After configuring my new tablet, I shopped for some underwear and socks. I have had run out of clean underwear (essential for avoiding saddle sore) and rather than paying £10 for a wash, or hand washing them all, I decided to buy some new ones from Primark. Then sat down in Café Nero’s (a chain of coffee chops in the UK) and did some work on my laptop for a few hours. Again everything was half price.

I am now sitting in an Indian Restaurant. English Indian restaurants are unlike Indian Restaurants in other countries, in general, and I wanted to have a “good Indian”. There were three in the immediate vicinity of the hostel. Only one was open however, and it was full “until nine” so I started walking in search of more.

The one I’m sitting in seems to have ample space, I am the only person sitting in this room. Maybe because of the prices - the main dish alone £10.95, the Naan £2.95 and the rice a further £3.95, one beer was around £4. I can’t remember if this is normal in UK, but in Berlin it would cost half as much.

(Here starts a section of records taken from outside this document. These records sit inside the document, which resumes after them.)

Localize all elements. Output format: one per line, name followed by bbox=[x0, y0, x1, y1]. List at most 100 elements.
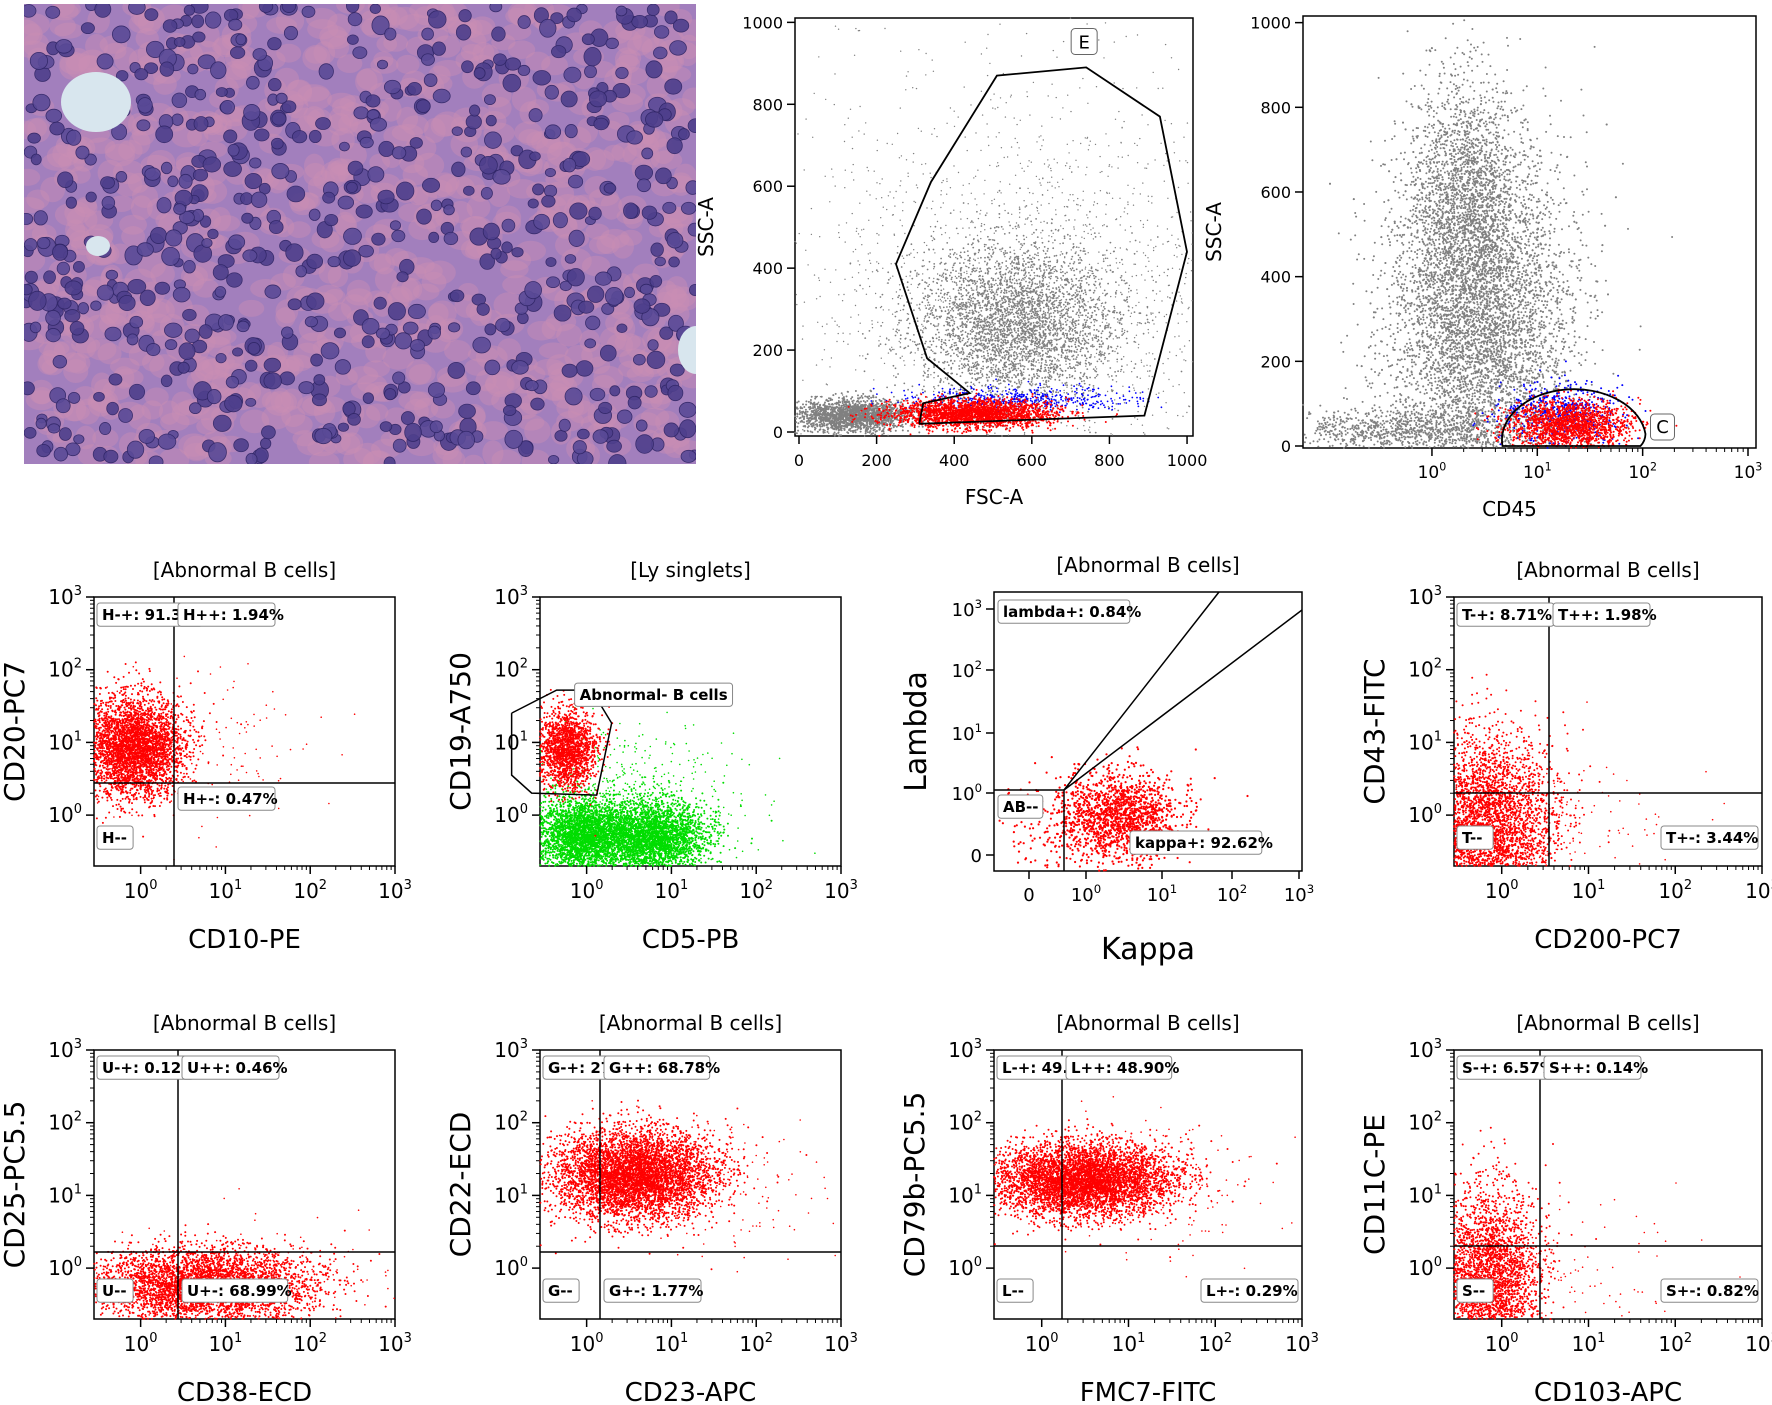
quadrant-label-text: L+-: 0.29% bbox=[1206, 1282, 1298, 1300]
x-tick-label: 102 bbox=[1658, 1331, 1692, 1356]
y-axis-label: CD11C-PE bbox=[1358, 1114, 1391, 1255]
y-tick-label: 102 bbox=[1408, 1110, 1442, 1135]
quadrant-label-text: T++: 1.98% bbox=[1558, 606, 1657, 624]
y-tick-label: 0 bbox=[1281, 437, 1291, 456]
flow-cytometry-figure: 0 200 400 600 800 100002004006008001000FSC-AS… bbox=[0, 0, 1772, 1405]
x-tick-label: 400 bbox=[939, 451, 970, 470]
quadrant-label-bl: G-- bbox=[543, 1279, 579, 1302]
quadrant-label-text: T-+: 8.71% bbox=[1462, 606, 1552, 624]
sparse-events bbox=[997, 1096, 1296, 1277]
y-tick-label: 102 bbox=[48, 1110, 82, 1135]
quadrant-label-tr: G++: 68.78% bbox=[604, 1056, 720, 1079]
quadrant-label-text: U++: 0.46% bbox=[187, 1059, 288, 1077]
quadrant-label-bl: T-- bbox=[1457, 826, 1493, 849]
quadrant-label-br: T+-: 3.44% bbox=[1661, 826, 1758, 849]
quadrant-label-text: H++: 1.94% bbox=[183, 606, 284, 624]
quadrant-label-text: G++: 68.78% bbox=[609, 1059, 720, 1077]
x-tick-label: 100 bbox=[1485, 1331, 1519, 1356]
x-tick-label: 0 bbox=[794, 451, 804, 470]
panel-title: [Ly singlets] bbox=[630, 558, 751, 582]
quadrant-label-bl: L-- bbox=[997, 1279, 1033, 1302]
event-cloud bbox=[93, 1223, 386, 1320]
event-cloud bbox=[993, 1118, 1278, 1258]
x-tick-label: 102 bbox=[1658, 878, 1692, 903]
y-tick-label: 100 bbox=[494, 1255, 528, 1280]
x-tick-label: 100 bbox=[1025, 1331, 1059, 1356]
x-tick-label: 102 bbox=[293, 878, 327, 903]
panel-title: [Abnormal B cells] bbox=[1516, 558, 1699, 582]
quadrant-label-text: L++: 48.90% bbox=[1071, 1059, 1179, 1077]
x-tick-label: 101 bbox=[209, 878, 243, 903]
x-tick-label: 102 bbox=[739, 1331, 773, 1356]
y-tick-label: 102 bbox=[1408, 657, 1442, 682]
quadrant-label-AB: AB-- bbox=[998, 795, 1043, 818]
quadrant-label-br: H+-: 0.47% bbox=[178, 787, 278, 810]
x-tick-label: 101 bbox=[1112, 1331, 1146, 1356]
panel-title: [Abnormal B cells] bbox=[153, 1011, 336, 1035]
x-tick-label: 100 bbox=[124, 1331, 158, 1356]
quadrant-label-text: kappa+: 92.62% bbox=[1135, 834, 1273, 852]
y-tick-label: 103 bbox=[952, 597, 982, 621]
quadrant-label-text: S+-: 0.82% bbox=[1666, 1282, 1759, 1300]
quadrant-label-tr: U++: 0.46% bbox=[182, 1056, 288, 1079]
x-tick-label: 103 bbox=[824, 878, 858, 903]
y-tick-label: 100 bbox=[952, 781, 982, 805]
quadrant-label-br: G+-: 1.77% bbox=[604, 1279, 703, 1302]
y-tick-label: 103 bbox=[1408, 1037, 1442, 1062]
gate-label-text: E bbox=[1078, 33, 1089, 54]
y-tick-label: 101 bbox=[1408, 1182, 1442, 1207]
y-tick-label: 100 bbox=[48, 802, 82, 827]
x-tick-label: 0 bbox=[1023, 885, 1034, 906]
x-tick-label: 102 bbox=[293, 1331, 327, 1356]
quadrant-label-text: S-- bbox=[1462, 1282, 1485, 1300]
quadrant-label-br: U+-: 68.99% bbox=[182, 1279, 292, 1302]
quadrant-label-bl: U-- bbox=[97, 1279, 133, 1302]
y-tick-label: 103 bbox=[494, 1037, 528, 1062]
y-tick-label: 101 bbox=[948, 1182, 982, 1207]
y-tick-label: 200 bbox=[1260, 352, 1291, 371]
x-tick-label: 103 bbox=[1734, 460, 1763, 483]
quadrant-label-text: G-- bbox=[548, 1282, 573, 1300]
y-tick-label: 102 bbox=[952, 658, 982, 682]
quadrant-label-tr: T++: 1.98% bbox=[1553, 603, 1657, 626]
quadrant-label-text: Abnormal- B cells bbox=[580, 686, 728, 704]
x-axis-label: FSC-A bbox=[965, 485, 1024, 509]
quadrant-label-text: S++: 0.14% bbox=[1549, 1059, 1648, 1077]
y-axis-label: CD20-PC7 bbox=[0, 661, 31, 802]
y-axis-label: CD19-A750 bbox=[444, 652, 477, 811]
panel-title: [Abnormal B cells] bbox=[1516, 1011, 1699, 1035]
y-tick-label: 103 bbox=[1408, 584, 1442, 609]
y-tick-label: 101 bbox=[48, 1182, 82, 1207]
x-tick-label: 102 bbox=[1198, 1331, 1232, 1356]
x-tick-label: 101 bbox=[655, 1331, 689, 1356]
granulocyte-cloud bbox=[1329, 19, 1673, 448]
x-tick-label: 103 bbox=[1284, 882, 1314, 906]
quadrant-label-br: S+-: 0.82% bbox=[1661, 1279, 1759, 1302]
x-tick-label: 101 bbox=[1147, 882, 1177, 906]
quadrant-label-bl: H-- bbox=[97, 826, 133, 849]
y-tick-label: 800 bbox=[1260, 98, 1291, 117]
y-tick-label: 101 bbox=[48, 729, 82, 754]
y-tick-label: 600 bbox=[752, 177, 783, 196]
y-tick-label: 102 bbox=[494, 1110, 528, 1135]
y-tick-label: 101 bbox=[1408, 729, 1442, 754]
y-tick-label: 0 bbox=[971, 846, 982, 867]
x-tick-label: 102 bbox=[1628, 460, 1657, 483]
quadrant-label-tl: T-+: 8.71% bbox=[1457, 603, 1554, 626]
x-tick-label: 102 bbox=[1217, 882, 1247, 906]
y-axis-label: SSC-A bbox=[1202, 202, 1226, 262]
x-tick-label: 101 bbox=[1572, 1331, 1606, 1356]
x-tick-label: 103 bbox=[1745, 1331, 1772, 1356]
y-axis-label: SSC-A bbox=[694, 197, 718, 257]
x-tick-label: 200 bbox=[861, 451, 892, 470]
y-tick-label: 102 bbox=[948, 1110, 982, 1135]
y-tick-label: 100 bbox=[1408, 802, 1442, 827]
x-axis-label: CD103-APC bbox=[1534, 1378, 1682, 1405]
x-tick-label: 100 bbox=[1071, 882, 1101, 906]
y-tick-label: 103 bbox=[948, 1037, 982, 1062]
y-tick-label: 100 bbox=[48, 1255, 82, 1280]
x-axis-label: CD10-PE bbox=[188, 925, 301, 955]
x-tick-label: 101 bbox=[1523, 460, 1552, 483]
y-axis-label: CD25-PC5.5 bbox=[0, 1101, 31, 1269]
y-tick-label: 400 bbox=[752, 259, 783, 278]
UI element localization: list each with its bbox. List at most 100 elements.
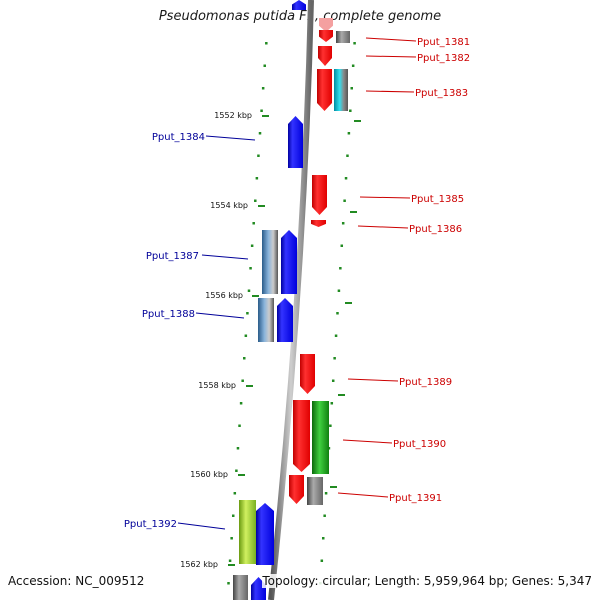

I said “it seems expensive, but I guess it’s 50% off?”

“yes, not the drinks, but the food, yes 50% off”

The food was a bit underwhelming, nothing fancy. Normally I’d expect “free” poppadoms and sauces and large servings. But this meal that would cost £23 was not special in any way, I think our local Indian by the office in Berlin serves more interesting food.

When I got the bill, the guy presented me with the full amount - £23:

“hmm, I thought the food had a 50% discount”

“yes yes! must take your phone and name then 50% off, only 50% when we take your phone and name”.

view Sunset in Inverness

Tomorrow I’ll be eating more discounted food and cycling the length of Loch Ness.